İslam Dünyasının Kültür Birliği

Pazar, 15 Aralık 2013 10:04

Vahdet her şeyi kapsar. Tevhit Arapçada  وحد، یوحد، توحیداً kelimelerinin mastarı veya fiil ismi olup hareketten ari bir mahiyete sahiptir. Başka bir ifade ile tevhit; isim ve fiilden değişim olup ayrılık ve tefrikadan birliğe doğru giden yani hareketten sebata doğru bir yol izleyen bir süreçtir.

Arap ve İslam dünyasında itici ve çekici birçok etmen vardır. Eğer merkezi yapı güçlü olursa Afrika ve Asya’daki haşiyeyi etrafında toplar. Keza eğer merkezi yapı zayıf olursa haşiye ve etraflar kendisinden uzaklaşıp başka bir merkezin çekim alanına girer. İçinde bulunduğumuz durumda İslam ve Arap halkları Arap, Kürt, Türk, Berberi, Afrikalı… diye farklı ırka dayalı ya da Şii ve Sunni… diye mezhebi küçük devletlere ayrılmıştır. İçinde bulunduğumuz bugünün dünyasında kültürün çare olması amacıyla birlik için kültürel çerçevede tarihi araştırmaların yapılması bir zorunluluktur. Bugünün dünyasında sadece Avrupa gibi muhafazakar güçler birlik olmamışlardır. Bilakis dünya; küreselleşme, dünyanın küçük bir köye dönüşmesi, irtibatlar alanındaki devrim, tek kutuplu sistemin bitişi ve medeniyetler çatışmasıyla bir tür birlik oluşmuştur.

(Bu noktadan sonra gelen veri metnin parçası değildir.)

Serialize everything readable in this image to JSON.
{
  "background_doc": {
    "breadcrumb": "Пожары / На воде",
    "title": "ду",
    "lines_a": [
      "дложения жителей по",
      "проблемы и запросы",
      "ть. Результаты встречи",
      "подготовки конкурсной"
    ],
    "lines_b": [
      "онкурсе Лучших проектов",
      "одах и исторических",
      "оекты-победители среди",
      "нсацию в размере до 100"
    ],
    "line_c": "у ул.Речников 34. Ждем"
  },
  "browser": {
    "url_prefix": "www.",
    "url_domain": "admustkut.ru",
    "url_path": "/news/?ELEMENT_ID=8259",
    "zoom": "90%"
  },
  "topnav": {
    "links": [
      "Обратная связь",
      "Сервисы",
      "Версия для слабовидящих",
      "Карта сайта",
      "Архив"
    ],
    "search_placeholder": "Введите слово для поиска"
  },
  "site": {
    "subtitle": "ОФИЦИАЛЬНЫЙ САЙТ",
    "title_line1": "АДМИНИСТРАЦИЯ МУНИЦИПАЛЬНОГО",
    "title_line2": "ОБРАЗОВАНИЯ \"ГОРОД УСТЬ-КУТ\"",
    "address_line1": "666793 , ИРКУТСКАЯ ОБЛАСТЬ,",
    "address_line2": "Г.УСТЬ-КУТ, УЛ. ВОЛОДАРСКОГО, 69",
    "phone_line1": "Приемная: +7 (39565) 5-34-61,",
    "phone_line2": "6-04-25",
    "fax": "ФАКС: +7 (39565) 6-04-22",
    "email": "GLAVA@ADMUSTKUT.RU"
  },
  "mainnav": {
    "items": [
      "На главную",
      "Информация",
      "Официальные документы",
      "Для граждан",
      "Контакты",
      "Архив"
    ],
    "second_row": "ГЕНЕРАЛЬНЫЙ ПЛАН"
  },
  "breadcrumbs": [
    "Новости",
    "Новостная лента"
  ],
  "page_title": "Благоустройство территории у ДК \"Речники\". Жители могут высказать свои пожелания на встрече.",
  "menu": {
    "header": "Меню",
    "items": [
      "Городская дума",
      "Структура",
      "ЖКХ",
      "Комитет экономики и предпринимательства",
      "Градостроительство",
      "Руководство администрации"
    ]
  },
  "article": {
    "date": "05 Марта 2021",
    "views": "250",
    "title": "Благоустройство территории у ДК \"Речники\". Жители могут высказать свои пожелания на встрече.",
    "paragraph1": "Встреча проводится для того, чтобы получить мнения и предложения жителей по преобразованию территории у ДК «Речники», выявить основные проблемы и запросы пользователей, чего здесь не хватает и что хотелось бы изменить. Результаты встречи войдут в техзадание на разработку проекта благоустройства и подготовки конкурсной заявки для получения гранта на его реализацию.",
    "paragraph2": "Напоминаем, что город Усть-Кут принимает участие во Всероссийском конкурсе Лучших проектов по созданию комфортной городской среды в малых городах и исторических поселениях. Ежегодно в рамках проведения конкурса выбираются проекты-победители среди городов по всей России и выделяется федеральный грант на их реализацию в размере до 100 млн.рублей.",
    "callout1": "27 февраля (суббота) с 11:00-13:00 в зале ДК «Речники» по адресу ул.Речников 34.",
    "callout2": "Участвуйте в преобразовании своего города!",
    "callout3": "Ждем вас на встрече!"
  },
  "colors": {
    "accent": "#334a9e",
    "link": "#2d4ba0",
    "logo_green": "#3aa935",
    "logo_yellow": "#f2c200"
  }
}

Her ne kadar Arap Ülkeleri Birliği ve buna bağlı kurumlar veya İslami İşbirliği Konferansı gibi bölgesel işbirlikleri; iki taraflı muahedeler veya bölgesel işbirliği şuraları ya da komşu ülkeler arasında işbirliği komisyonları ve hatta bölgesel kurumlar arasındaki işbirlikleri önemli olsa da bunların etkileri çok sınırlıdır. Zira bu etki sadece devletler ve hükümetler ile sınırlı olup halklar bazında bir etkisi faydası görünmemektedir.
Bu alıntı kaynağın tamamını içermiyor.